Scroll inside the test zone on this page. If the direction indicator (⬆️/⬇️) updates and the event counter increments, your scroll wheel is sending correct signals to the browser. A healthy scroll wheel should register one event per notch click. If nothing happens when you scroll, try a different browser or check your mouse driver settings.
What is smooth scrolling and how is it detected?
Smooth scrolling produces fractional delta values (e.g., deltaY = 4.666) rather than fixed integer steps (e.g., deltaY = 120). Trackpads (Apple Magic Trackpad, laptop touchpads) and premium mice with free-spinning wheels (Logitech MX Master) typically produce fractional deltas. Standard notched scroll wheels produce integer deltas. This tester shows '✨ Smooth scroll' when fractional deltas are detected.

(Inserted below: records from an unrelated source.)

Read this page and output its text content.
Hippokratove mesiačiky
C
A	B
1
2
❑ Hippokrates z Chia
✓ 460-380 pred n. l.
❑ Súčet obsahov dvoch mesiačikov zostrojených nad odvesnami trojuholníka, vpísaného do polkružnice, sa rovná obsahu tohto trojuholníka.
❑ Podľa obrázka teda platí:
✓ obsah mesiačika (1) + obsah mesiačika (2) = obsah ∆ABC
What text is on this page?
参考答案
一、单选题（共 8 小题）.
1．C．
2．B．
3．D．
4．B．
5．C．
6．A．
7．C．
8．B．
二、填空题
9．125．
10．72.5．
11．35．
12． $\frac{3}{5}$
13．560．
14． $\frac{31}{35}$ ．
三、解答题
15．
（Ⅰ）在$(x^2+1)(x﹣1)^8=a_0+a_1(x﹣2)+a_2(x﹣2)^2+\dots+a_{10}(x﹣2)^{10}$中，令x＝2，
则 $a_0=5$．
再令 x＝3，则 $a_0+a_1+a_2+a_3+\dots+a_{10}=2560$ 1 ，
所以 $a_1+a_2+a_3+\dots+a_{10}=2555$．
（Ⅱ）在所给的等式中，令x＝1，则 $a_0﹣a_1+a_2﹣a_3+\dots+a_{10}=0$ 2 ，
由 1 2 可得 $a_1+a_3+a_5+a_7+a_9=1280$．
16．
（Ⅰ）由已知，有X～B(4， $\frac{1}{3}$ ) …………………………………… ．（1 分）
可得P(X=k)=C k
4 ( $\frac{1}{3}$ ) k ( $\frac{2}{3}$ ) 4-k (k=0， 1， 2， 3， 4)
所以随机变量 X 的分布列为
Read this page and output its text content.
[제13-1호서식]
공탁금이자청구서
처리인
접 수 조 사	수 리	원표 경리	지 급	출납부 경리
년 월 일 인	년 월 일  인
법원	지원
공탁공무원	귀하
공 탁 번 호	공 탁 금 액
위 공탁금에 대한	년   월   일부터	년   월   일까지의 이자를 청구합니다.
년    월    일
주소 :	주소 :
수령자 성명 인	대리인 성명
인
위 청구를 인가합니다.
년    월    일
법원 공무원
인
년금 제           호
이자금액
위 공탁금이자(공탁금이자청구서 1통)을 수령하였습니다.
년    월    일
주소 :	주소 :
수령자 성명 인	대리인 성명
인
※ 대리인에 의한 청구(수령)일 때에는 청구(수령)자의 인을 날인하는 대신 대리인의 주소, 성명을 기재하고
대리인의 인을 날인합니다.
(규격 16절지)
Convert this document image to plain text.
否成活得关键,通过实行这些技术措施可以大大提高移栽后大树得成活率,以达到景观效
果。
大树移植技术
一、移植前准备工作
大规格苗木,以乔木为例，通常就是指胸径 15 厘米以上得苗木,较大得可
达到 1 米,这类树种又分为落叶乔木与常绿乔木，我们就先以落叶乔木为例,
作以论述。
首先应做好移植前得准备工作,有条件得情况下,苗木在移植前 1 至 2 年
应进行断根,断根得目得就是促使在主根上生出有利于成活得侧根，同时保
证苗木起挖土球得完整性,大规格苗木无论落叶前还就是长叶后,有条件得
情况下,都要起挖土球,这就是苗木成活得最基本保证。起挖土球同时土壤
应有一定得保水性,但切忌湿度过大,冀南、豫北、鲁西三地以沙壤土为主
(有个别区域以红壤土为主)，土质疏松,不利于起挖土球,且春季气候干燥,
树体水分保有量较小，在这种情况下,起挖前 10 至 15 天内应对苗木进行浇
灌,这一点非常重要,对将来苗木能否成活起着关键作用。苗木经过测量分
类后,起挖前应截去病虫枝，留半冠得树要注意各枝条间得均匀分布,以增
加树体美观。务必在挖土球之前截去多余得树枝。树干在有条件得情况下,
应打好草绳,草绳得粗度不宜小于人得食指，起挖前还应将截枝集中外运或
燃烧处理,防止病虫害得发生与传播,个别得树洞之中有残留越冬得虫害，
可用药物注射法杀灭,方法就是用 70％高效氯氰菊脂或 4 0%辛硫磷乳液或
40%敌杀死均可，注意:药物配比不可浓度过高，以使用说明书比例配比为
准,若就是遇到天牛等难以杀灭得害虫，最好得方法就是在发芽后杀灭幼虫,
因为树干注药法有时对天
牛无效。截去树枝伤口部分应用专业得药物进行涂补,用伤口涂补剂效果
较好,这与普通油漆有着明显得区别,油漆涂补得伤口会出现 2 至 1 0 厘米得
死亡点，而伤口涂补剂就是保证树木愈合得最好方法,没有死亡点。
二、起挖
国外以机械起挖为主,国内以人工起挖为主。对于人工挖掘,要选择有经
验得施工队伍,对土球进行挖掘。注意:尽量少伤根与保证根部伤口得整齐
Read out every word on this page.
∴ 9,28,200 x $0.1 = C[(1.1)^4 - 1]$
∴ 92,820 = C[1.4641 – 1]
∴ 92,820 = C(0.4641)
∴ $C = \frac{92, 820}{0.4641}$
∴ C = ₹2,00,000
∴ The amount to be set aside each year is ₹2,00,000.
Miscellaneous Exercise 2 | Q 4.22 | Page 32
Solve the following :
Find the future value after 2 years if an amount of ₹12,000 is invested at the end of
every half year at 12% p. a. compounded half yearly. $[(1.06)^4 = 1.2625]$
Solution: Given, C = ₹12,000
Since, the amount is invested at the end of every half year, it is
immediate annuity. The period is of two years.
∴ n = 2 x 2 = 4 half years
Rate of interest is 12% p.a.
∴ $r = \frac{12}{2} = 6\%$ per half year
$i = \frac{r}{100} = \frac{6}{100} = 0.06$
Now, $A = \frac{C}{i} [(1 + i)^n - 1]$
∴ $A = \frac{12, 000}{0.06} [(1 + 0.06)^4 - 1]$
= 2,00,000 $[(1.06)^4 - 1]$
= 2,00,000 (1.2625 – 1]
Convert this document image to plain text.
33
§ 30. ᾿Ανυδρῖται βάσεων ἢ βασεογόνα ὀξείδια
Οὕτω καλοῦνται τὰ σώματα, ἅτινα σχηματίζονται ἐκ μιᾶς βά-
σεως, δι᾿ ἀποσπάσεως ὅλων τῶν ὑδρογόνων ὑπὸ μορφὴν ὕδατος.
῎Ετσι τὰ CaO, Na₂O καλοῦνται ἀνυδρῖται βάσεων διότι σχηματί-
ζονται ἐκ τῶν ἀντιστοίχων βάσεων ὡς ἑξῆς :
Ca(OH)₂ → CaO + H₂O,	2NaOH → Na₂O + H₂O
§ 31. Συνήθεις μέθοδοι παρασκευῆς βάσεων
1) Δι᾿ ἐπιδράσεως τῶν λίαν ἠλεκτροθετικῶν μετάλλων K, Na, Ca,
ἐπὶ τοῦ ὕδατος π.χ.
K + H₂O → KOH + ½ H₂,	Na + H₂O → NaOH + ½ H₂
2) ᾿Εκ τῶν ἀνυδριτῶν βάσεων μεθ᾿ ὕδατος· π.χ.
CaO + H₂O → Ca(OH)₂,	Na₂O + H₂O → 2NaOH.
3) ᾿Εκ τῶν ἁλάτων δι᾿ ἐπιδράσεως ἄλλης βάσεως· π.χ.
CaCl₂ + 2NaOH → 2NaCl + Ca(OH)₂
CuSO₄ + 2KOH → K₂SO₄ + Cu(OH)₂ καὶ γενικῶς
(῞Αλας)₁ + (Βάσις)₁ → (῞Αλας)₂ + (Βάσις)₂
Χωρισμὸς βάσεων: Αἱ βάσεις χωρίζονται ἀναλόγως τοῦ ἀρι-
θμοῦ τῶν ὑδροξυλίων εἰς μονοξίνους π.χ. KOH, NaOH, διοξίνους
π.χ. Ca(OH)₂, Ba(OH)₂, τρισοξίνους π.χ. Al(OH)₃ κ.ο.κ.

What does the delta value mean?
The delta value (deltaY or deltaX) is the distance unit reported by the browser per scroll event. A standard mechanical scroll wheel typically sends deltaY = 100 or 120 per notch in most browsers. Smooth-scrolling devices send smaller fractional values per event. The deltaMode property (0 = pixels, 1 = lines, 2 = pages) affects interpretation, but most browsers normalise to pixel mode.
My scroll wheel works in some apps but not others — why?
Scroll behavior is controlled at multiple levels: hardware driver, OS, and application. Some applications intercept scroll events before the browser sees them, or use custom scroll handlers that ignore OS-level smooth scrolling settings. If your scroll works here but not in a specific app, the issue is application-level, not hardware. If it fails everywhere, check your mouse driver (Logitech Options, Razer Synapse, etc.) for scroll direction or speed overrides.
What is events per second (eps) in the speed test?
Events per second (eps) measures how many scroll wheel events your mouse sends in one second. A standard scroll wheel typically fires 3–8 events per second at moderate speed. Enthusiastic scrolling can reach 15–25 eps. High-end mice with free-spinning momentum wheels or fast trackpad flicks can exceed 40 eps. The 5-second timed test measures your average eps across the full duration.
Why does my scroll wheel skip or jump?
Scroll jumping — where the page moves too far per notch — is usually caused by OS scroll speed settings, not hardware. On Windows: Settings → Bluetooth & devices → Mouse → Scroll → adjust 'Lines to scroll at a time'. On Mac: System Settings → Mouse → Scrolling Speed. If the hardware scroll wheel encoder is failing, you may see erratic deltaY values (e.g., mixing +120 and -120 in the same direction), which this tester will show in the delta readout.